Production is down because the sharp decline in the value of the kyat since the coup has made imported agricultural inputs, including fertilizer, more expensive, while credit has also become more difficult to access. As a result, many farmers have responded by cultivating fewer acres, reducing fertilizer use, or both.
Meanwhile, Yaza Myo from the millers’ association said frequent power outages meant that mills were not able to run at full capacity, and this was also reducing rice supply into the market.
Rice prices have so far risen only modestly: depending on the variety, the staple is selling for K30,000 to K80,000 a bag (one bag contains 24 pyi, around 50 kilograms), an increase of around K2,000 to K4,000 higher per bag based on late 2021 prices.
The World Food Programme’s Market Price Update for March found that prices were up an average of 14pc year-on-year, but the increase was skewed somewhat by significant rises in some conflict-affected areas, such as Kayah and Chin states.
Most states and regions experienced a significant rise during March, including Yangon, where prices were up 9pc, the report said.
Daw Hlaing, a rice merchant from Pyinmana Township in the capital Nay Pyi Taw, said many customers were opting for cheaper varieties of rice.
But exporters don’t have that luxury, Yaza Myo said. They have contracts to meet, and they have to buy the variety stipulated in the contract regardless of the price.
“Before I could buy 750 or 1,000 tonnes with a day’s notice, but now it’s harder because there is less rice available,” he said. “Exporters are having to pay handsome prices to get the amount of rice they need.”

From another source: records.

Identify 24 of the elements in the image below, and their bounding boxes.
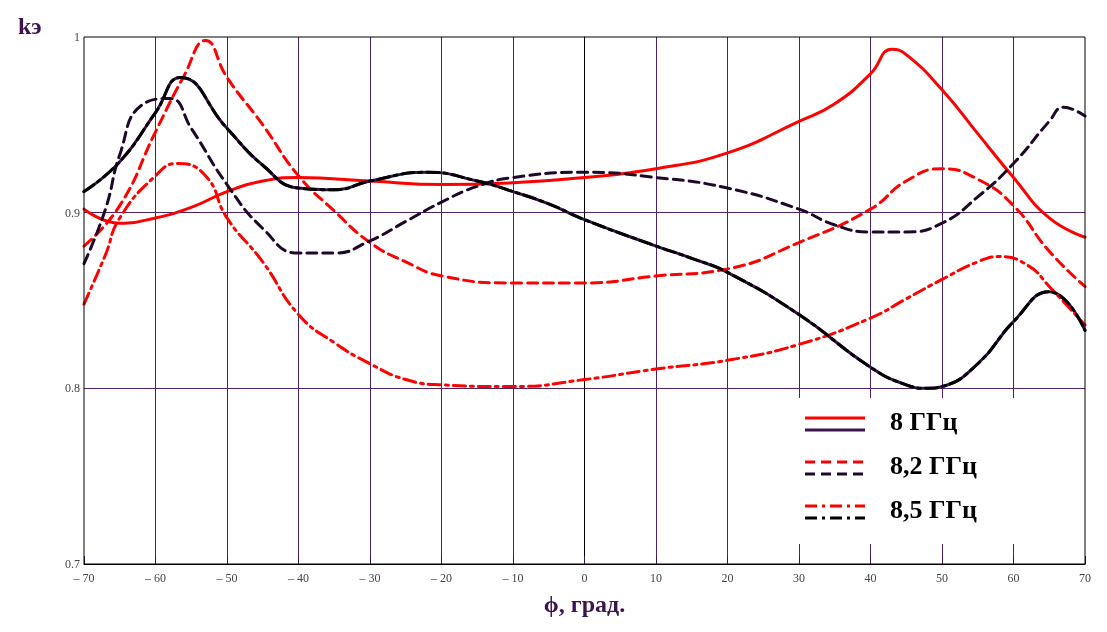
- x-tick-label: 10: [650, 571, 662, 585]
- x-tick-label: 0: [581, 571, 588, 585]
- y-axis-title: kэ: [18, 13, 42, 39]
- x-tick-label: 20: [721, 571, 734, 585]
- legend-label: 8 ГГц: [890, 406, 958, 436]
- x-tick-label: – 20: [430, 571, 452, 585]
- x-tick-label: – 60: [144, 571, 166, 585]
- legend-label: 8,5 ГГц: [890, 494, 978, 524]
- x-tick-label: 70: [1079, 571, 1091, 585]
- x-tick-label: – 40: [287, 571, 309, 585]
- x-tick-label: – 70: [72, 571, 95, 585]
- legend-label: 8,2 ГГц: [890, 450, 978, 480]
- x-tick-label: 40: [864, 571, 877, 585]
- x-tick-label: 50: [936, 571, 948, 585]
- x-tick-label: – 10: [501, 571, 524, 585]
- x-axis-title: ϕ, град.: [543, 591, 626, 617]
- y-tick-label: 0.9: [65, 205, 80, 220]
- x-tick-label: 60: [1007, 571, 1020, 585]
- y-tick-label: 0.7: [65, 557, 80, 571]
- y-tick-label: 0.8: [65, 381, 80, 396]
- x-tick-label: – 50: [215, 571, 238, 585]
- x-tick-label: – 30: [358, 571, 381, 585]
- y-tick-label: 1: [74, 30, 80, 44]
- x-tick-label: 30: [793, 571, 805, 585]
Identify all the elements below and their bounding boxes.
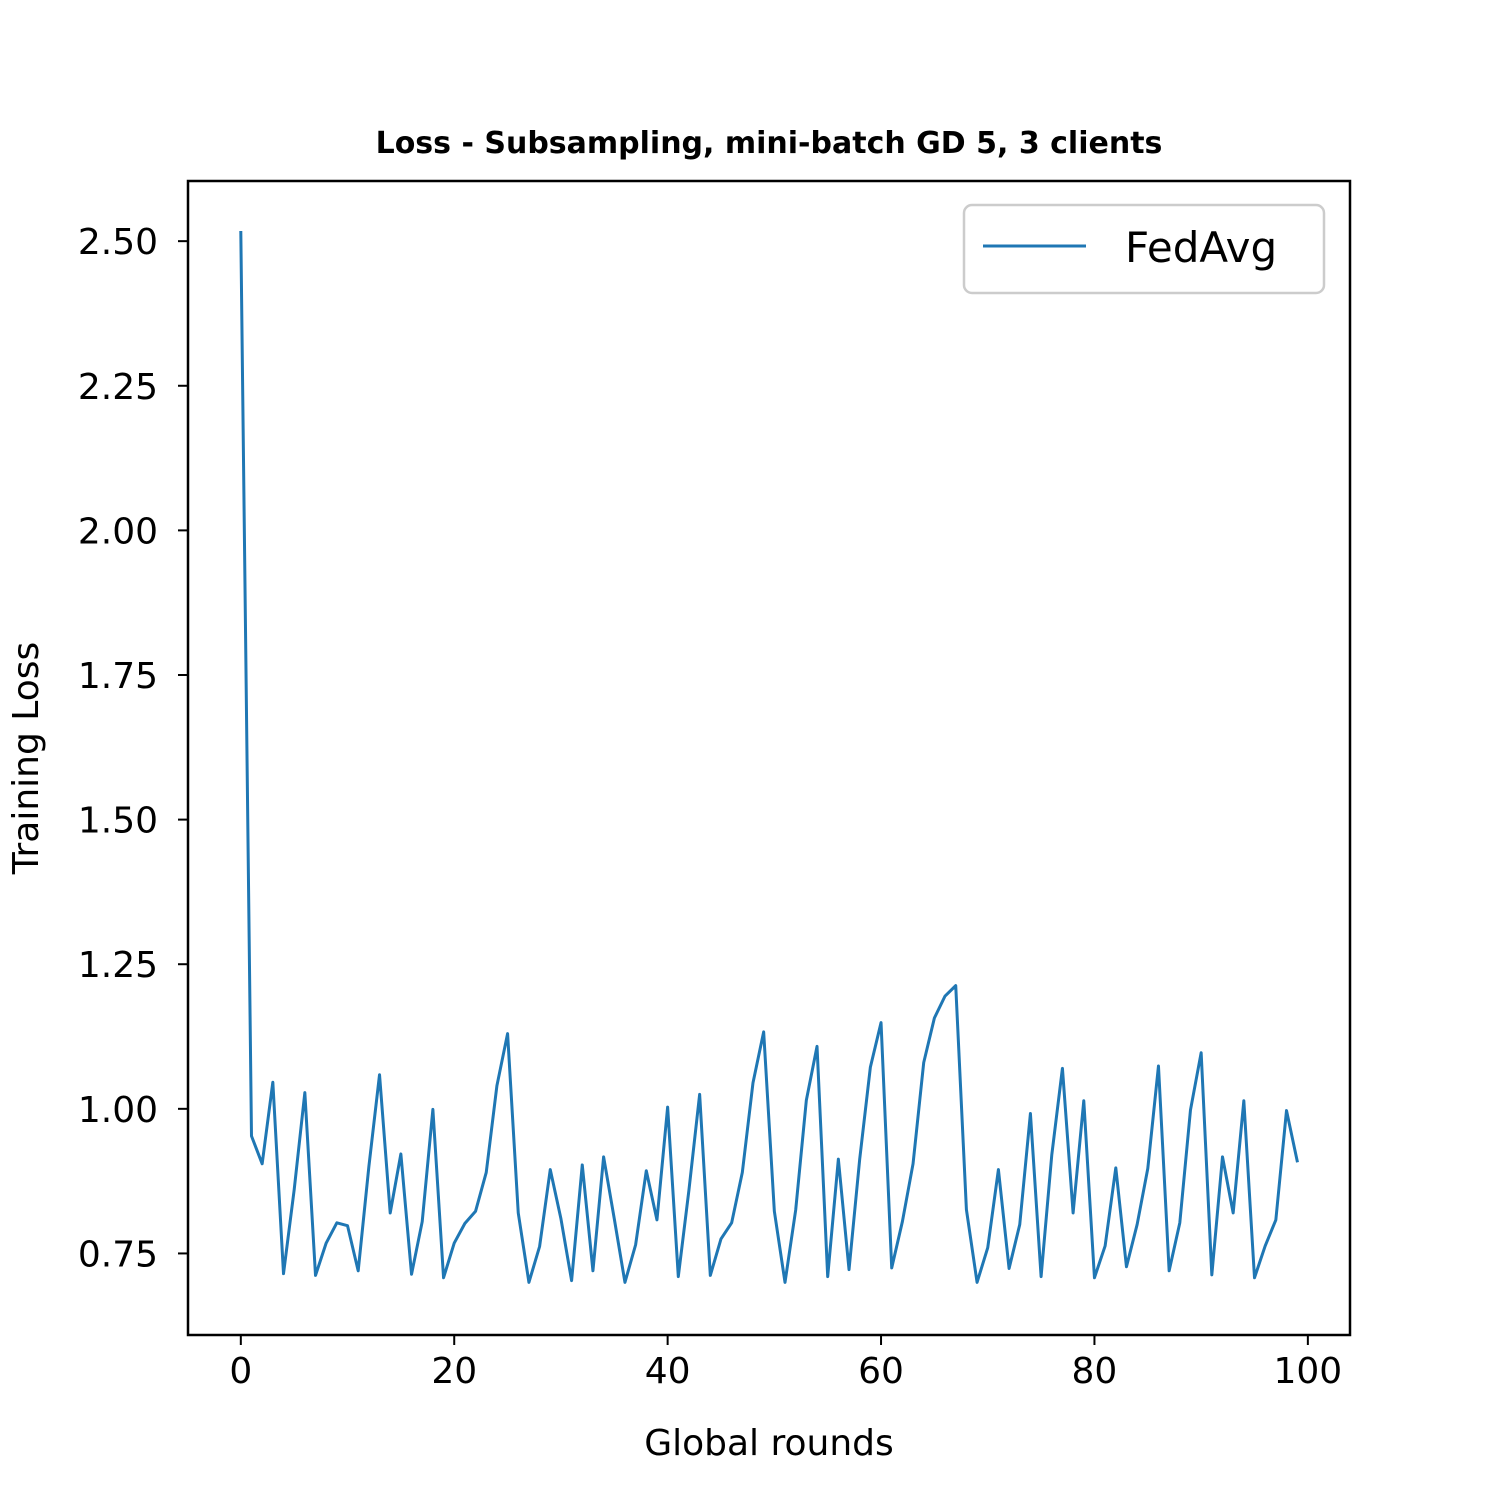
- x-axis-ticks: 0 20 40 60 80 100: [229, 1335, 1342, 1392]
- y-axis-ticks: 0.75 1.00 1.25 1.50 1.75 2.00 2.25 2.50: [78, 222, 188, 1275]
- x-tick-label: 0: [229, 1351, 252, 1392]
- x-tick-label: 40: [645, 1351, 691, 1392]
- y-tick-label: 1.75: [78, 656, 158, 697]
- y-tick-label: 1.25: [78, 945, 158, 986]
- x-tick-label: 60: [858, 1351, 904, 1392]
- legend: FedAvg: [962, 203, 1326, 295]
- series-line-fedavg: [239, 230, 1299, 1284]
- legend-label-fedavg: FedAvg: [1125, 223, 1277, 272]
- y-tick-label: 2.00: [78, 511, 158, 552]
- y-tick-label: 2.50: [78, 222, 158, 263]
- plot-frame: [186, 179, 1352, 1337]
- y-tick-label: 1.00: [78, 1090, 158, 1131]
- y-tick-label: 1.50: [78, 801, 158, 842]
- x-tick-label: 20: [431, 1351, 477, 1392]
- plot-area: [188, 181, 1350, 1335]
- legend-box: [962, 203, 1326, 295]
- y-tick-label: 0.75: [78, 1234, 158, 1275]
- x-axis-label: Global rounds: [644, 1423, 894, 1464]
- y-axis-label: Training Loss: [6, 642, 47, 875]
- y-tick-label: 2.25: [78, 367, 158, 408]
- series-layer: [239, 230, 1299, 1284]
- chart-title: Loss - Subsampling, mini-batch GD 5, 3 c…: [376, 126, 1163, 161]
- x-tick-label: 100: [1273, 1351, 1342, 1392]
- x-tick-label: 80: [1072, 1351, 1118, 1392]
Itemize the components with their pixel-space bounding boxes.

Higher paddy prices would normally be good news for farmers, but this year they have little to celebrate. Higher production costs mean they are making less profit than in previous years.
U Ko Ko Naing, who cultivates 15 acres in Mandalay Region’s Patheingyi Township, said cultivation costs had risen from about K300,000 an acre last year to about K400,000 this year.
A bag of chemical fertiliser that cost K60,000 last year has risen to almost K100,000, while the rental fee for a harvester and thresher has risen from K50,000 to K75,000, due to increased fuel prices.
With cultivation costs so high, Ko Ko Naing said that with an average yield of about 70 baskets an acre the paddy price needs to be about K800,000 for 100 baskets for them to make a small profit.
“So while the paddy price this year is good, farmers won’t make much money from it,” said Ko Ko Naing, who is also a local rice trader.
Because farmers often take out loans to pay for cultivation costs, they also usually have to sell their paddy immediately after harvest, when prices are lowest.
“Only big farmers are able to stock up paddy and sell it later. Most farmers have to sell their paddy straight away to pay off their debts,” said U Myint Wai, who farms nearly 100 acres in Ayeyarwady Region’s Maubin Township. “Now there are buyers but farmers have nothing to sell.”
Most farmers have now brought in their summer paddy and are preparing to grow the monsoon crop, which is harvested towards the end of the year.
There could be more pain ahead for them, however. Rice exports have become an important feature of the market since the 2011 transition, and have generally helped to push up prices.
If export demand dries up due to the exchange rate and other factors, this will put downward pressure on domestic rice prices – but farmers’ cultivation costs are set to remain relatively high.
“The rice industry is only in a good condition if the whole supply chain is doing well,” said Yazar Myo.
Sai Kyaw agreed.
“Farmers won’t make a profit if paddy prices are low, particularly when their input costs are high. But exporters face problems when paddy prices and shipping costs are high because they have to compete with other countries. Either way, it isn’t a good situation.”